+612.7% improvement on a data extraction task. +217% on a medical benchmark. +54.7% on software engineering problems. Those are the numbers TensorZero is publishing for Autopilot, their automated system that optimizes LLM applications without requiring manual prompt engineering.
How It Works
Autopilot sits on top of TensorZero's open-source LLMOps platform (11,100 GitHub stars) and runs a four-step loop:
- Analyze historical performance data from your existing LLM calls
- Build evaluations - automated judges that can score output quality
- Experiment with different prompt variations and model choices
- Deploy the best variants through A/B tests in production
The system doesn't fine-tune models (a process where you retrain a model on your specific data, which is expensive and slow). Instead, it optimizes through strategic prompt changes that address specific failure modes, and by swapping between models like GPT-5 mini, Claude Haiku 4.5, and Gemini 3 Flash depending on which performs best for each task.
For example, on medical benchmarks, Autopilot discovered that encoding domain-specific knowledge like FHIR patterns (a healthcare data standard) directly into prompts dramatically improved accuracy. On data extraction tasks, it found prompt structures that reduced hallucinated entities.
The Pitch and the Caveats
The benchmark numbers are large, but context matters. The improvements are measured against baseline configurations - a generic prompt with a default model. Any team that has already spent weeks hand-tuning their prompts would see smaller gains.

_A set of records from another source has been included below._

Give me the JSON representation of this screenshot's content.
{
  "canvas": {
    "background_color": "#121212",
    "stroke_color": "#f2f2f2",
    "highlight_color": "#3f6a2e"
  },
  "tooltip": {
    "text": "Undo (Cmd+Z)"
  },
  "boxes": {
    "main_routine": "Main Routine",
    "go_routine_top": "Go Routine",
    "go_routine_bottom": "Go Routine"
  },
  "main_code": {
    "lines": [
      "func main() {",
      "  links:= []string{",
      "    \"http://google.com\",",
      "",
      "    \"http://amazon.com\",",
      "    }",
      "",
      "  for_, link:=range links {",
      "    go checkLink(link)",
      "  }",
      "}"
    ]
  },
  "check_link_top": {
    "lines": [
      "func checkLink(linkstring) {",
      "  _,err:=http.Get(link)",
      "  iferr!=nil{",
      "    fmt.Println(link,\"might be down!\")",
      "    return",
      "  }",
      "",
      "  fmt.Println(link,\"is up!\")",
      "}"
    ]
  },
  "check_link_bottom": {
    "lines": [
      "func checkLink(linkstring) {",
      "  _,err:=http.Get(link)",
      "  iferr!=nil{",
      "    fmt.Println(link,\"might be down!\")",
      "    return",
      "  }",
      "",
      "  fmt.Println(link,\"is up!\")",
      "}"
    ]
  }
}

The real value proposition is for teams running LLM features in production who don't have dedicated prompt engineers iterating on every call.
TensorZero is positioning this as continuous optimization: Autopilot watches your production data, identifies where the model struggles, and ships improvements automatically. That's appealing if you're running dozens of LLM-powered features and can't manually tune each one.
A self-serve product is coming, with a waitlist currently open. No pricing has been announced. Given that the underlying platform is open-source, the Autopilot automation layer is likely where TensorZero plans to build its business.